Karolina Wróbel samotnie wychowywała dwójkę dzieci, jej synowie wiedzą, że "mama się zgubiła". Ojcowie dzieci nie utrzymują z nimi kontaktu. Jak informuje "Fakt", jeden wyjechał do Olsztyna, a drugi odsiaduje wyrok za niepłacenie alimentów.
Czytaj także: Ujawnił tajemnice śledztwa w sprawie Karoliny Wróbel. Kolejna osoba zatrzymana. Co ukrywa brat zaginionej?
14 stycznia do III Wydziału Rodzinnego i Nieletnich Sądu Rejonowego w Pszczynie trafiło z urzędu postępowanie o wydanie zarządzeń opiekuńczych wobec dzieci zaginionej. Sąd podjął już decyzję, co stanie się z synami kobiety.
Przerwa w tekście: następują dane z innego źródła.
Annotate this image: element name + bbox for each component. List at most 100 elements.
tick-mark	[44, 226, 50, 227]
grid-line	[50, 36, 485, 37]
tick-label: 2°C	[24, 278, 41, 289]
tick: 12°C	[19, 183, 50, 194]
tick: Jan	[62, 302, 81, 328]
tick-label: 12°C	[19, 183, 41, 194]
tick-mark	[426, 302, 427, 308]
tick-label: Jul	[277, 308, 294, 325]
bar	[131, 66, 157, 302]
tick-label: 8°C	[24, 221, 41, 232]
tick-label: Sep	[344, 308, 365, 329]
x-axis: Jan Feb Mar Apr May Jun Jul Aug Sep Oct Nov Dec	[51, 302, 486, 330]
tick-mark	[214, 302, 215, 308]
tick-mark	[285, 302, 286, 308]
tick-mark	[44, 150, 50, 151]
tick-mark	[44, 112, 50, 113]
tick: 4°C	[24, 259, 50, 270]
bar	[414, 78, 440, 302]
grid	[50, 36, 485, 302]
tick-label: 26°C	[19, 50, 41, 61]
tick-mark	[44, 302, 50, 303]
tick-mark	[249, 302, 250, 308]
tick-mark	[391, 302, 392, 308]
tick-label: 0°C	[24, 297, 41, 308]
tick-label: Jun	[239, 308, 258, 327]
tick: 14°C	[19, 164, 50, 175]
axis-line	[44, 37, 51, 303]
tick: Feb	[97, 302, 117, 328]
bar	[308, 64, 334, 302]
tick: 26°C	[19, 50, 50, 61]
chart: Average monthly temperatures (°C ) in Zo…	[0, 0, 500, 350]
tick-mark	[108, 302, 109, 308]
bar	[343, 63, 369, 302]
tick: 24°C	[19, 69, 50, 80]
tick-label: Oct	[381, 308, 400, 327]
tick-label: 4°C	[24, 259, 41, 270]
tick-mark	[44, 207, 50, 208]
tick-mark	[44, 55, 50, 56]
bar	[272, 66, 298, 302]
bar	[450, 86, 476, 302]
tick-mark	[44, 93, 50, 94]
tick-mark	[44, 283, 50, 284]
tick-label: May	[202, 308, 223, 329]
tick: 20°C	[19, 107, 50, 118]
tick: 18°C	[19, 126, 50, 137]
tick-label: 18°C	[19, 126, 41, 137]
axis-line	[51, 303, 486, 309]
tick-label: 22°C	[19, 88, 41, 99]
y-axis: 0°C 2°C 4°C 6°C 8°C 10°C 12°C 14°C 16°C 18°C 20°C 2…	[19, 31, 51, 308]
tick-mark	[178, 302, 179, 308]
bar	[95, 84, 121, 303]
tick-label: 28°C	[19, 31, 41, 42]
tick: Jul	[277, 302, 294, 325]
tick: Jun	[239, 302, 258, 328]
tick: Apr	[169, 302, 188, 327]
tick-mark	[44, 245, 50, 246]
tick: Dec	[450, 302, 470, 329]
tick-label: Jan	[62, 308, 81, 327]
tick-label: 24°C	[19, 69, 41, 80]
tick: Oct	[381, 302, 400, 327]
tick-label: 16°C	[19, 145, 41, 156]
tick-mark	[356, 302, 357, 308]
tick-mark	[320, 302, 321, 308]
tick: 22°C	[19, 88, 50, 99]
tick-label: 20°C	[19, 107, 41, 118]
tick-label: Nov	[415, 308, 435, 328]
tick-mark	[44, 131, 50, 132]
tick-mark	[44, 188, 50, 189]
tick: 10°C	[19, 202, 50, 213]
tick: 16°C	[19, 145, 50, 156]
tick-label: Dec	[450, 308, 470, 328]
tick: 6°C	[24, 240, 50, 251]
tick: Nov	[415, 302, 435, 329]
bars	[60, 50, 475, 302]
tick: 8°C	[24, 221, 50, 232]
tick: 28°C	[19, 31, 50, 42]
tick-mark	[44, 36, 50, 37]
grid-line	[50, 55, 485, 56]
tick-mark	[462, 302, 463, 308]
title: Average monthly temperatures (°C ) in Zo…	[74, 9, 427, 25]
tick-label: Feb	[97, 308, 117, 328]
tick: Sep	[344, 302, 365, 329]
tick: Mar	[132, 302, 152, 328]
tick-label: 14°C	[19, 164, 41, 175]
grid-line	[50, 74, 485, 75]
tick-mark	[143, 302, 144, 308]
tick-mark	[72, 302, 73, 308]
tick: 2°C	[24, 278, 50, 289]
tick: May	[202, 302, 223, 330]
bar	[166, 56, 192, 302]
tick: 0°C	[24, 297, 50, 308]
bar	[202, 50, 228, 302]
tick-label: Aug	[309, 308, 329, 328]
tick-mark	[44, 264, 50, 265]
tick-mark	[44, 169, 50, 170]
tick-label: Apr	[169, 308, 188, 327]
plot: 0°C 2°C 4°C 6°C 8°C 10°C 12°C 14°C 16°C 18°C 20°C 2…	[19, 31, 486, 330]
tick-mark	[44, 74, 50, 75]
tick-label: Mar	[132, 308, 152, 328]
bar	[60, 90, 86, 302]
– Sąd wydał z urzędu postanowienie w przedmiocie zabezpieczenia powierzając babci macierzystej na czas trwania postępowania pieczę nad małoletnimi na zasadzie rodziny zastępczej – informuje w rozmowie z "Faktem" Artur Kot, prezes Sądu Rejonowego w Pszczynie.
Jak dodał sędzia rodzinie zastępczej ustanowiono nadzór kuratorski, babcia ma także współpracować z asystentem rodziny wskazanym przez Ośrodek Pomocy Społecznej w Czechowicach- Dziedzicach.
Synowie zaginionej kobiety zostali objęci opieką psychologiczną.